休みの日には子どもを連れてキャンプに出かけ、仕事モードのスイッチをオフにしています。キャンプ歴は5年で、テント設営や焚き火などにも慣れてきました。これからカヤックや釣り、料理など、色々なアクティビティに挑戦しようと思います。
スポーツ外傷で整形外科での手術治療を受けた患者さんは、患部の状態に応じた運動療法や物理療法などのリハビリテーションを通じて機能回復とスポーツ復帰をめざします。
木村教授は、スポーツ外傷の中でも膝関節を専門とし、アスリートの機能回復はもちろん、高齢者の介護予防にも役立つ安全な運動療法の開発をめざしています。
走る動作は、歩いたり階段を昇ったりするのに比べて負荷が大きく、難しい動作とされています。衝撃が大きいうえに、足、膝、股それぞれの関節でその衝撃を受け止めてエネルギーに変える制御が必要だからです。
一方、脚の関節がもつ衝撃吸収・制御の機能を評価する方法はいまだ確立されていません。そのため、じん帯や半月板など膝関節を損傷した人が、走る動作を再開するタイミングは、衝撃吸収に必要な機能の回復レベルではなく、筋力やバランスなどの基準で判断されているのが現状です。

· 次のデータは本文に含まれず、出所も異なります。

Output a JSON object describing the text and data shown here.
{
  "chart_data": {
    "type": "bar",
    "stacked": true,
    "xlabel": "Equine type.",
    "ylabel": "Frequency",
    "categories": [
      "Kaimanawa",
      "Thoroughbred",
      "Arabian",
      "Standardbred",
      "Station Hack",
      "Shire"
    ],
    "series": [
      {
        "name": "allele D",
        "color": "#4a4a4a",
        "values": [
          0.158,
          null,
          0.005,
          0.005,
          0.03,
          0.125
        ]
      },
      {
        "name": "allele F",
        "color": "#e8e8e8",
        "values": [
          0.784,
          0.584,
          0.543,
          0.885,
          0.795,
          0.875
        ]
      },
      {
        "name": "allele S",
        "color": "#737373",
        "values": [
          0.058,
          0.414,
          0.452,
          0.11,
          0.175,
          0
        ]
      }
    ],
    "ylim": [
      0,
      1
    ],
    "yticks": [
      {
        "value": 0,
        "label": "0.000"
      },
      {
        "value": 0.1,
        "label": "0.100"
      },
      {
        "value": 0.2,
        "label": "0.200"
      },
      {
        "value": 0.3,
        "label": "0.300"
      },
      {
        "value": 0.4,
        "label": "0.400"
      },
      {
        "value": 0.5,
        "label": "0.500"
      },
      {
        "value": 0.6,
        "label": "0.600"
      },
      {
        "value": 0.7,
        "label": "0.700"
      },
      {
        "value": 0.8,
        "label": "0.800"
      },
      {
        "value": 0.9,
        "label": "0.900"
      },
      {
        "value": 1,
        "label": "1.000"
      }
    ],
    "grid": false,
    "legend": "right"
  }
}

木村教授は、膝関節の衝撃吸収能力を評価する方法を研究し、走る動作の再開に向けた基準の確立を目指しています。その中で、片脚のつま先立ちから急激に脚を曲げた姿勢となるモディファイドドロップスクワットという独自の運動を開発。解析の結果、この運動で膝関節に加わる力は、走るときの膝関節の衝撃吸収とよく似ていることを明らかにしました。
さらに、評価法の検証を目的とした調査では、前十字じん帯の再建手術を受けた人を対象に動作解析を行い、モディファイドドロップスクワットでの膝の動きがスムーズにできないと、走る姿勢が非対称で不適切になることを明らかにしました。
モディファイドドロップスクワットは、実際に走るよりも安全に実施することができ、診察室などの狭い場所でも評価できるうえ、安全に膝関節の衝撃吸収機能をトレーニングできます。木村教授は、今後モディファイドドロップスクワットが「走る動作を再開する基準」として認められて普及していくために必要な、より多くのデータ収集と解析を進めています。
また、スポーツ外傷・障害後のリハビリテーションや介護予防に向けて、安全で効果的な筋力トレーニング法の開発にも力を入れています。
その一つが、ハーフシッティングエクサイズです。木村研究室では、このエクササイズの一連の動きについて、3次元動作解析装置と筋電図によって分析。スクワットに比べ、膝関節に加わる不要な負荷は小さいにも関わらず、大腿四頭筋やハムストリングスの筋活動を増加させることを明らかにしました。このエクササイズは座ったまま運動できることから本質的に安全で、しかも「走れない」「満足に歩けない」といった状態の人でもトレーニングすることができます。このような安全性を担保しながら高い運動効果を得るハーフシッティングエクササイズは、ほかの運動に優れる特徴を持っているといえます。
木村研究室では、ハーフシッティングエクササイズのほかにも、幅広い年齢やニーズに応える安全な筋力トレーニングを開発中です。スポーツ選手のリハビリテーションだけでなく、高齢者の介護予防・健康増進など、社会のニーズに応える新しいトレーニング法の確立が期待されます。
ヒトの身体の仕組みや動き方を力学的に研究するバイオメカニクス。臨床での深い洞察とバイオメカニクスを掛け合わせた見地から編み出されるトレーニング法は、身体の機能回復やスポーツ外傷・障害の予防だけでなく、競技パフォーマンスアップや健康増進の領域での活躍も期待されます。
人生100年時代、誰にとっても安全で効果があり、シンプルな全世代型エクササイズのニーズは、今後ますます高まってくるはず。抵抗なく始められ、気軽に続けられるエクササイズの開発は、健康寿命延伸の強い味方といえそうです。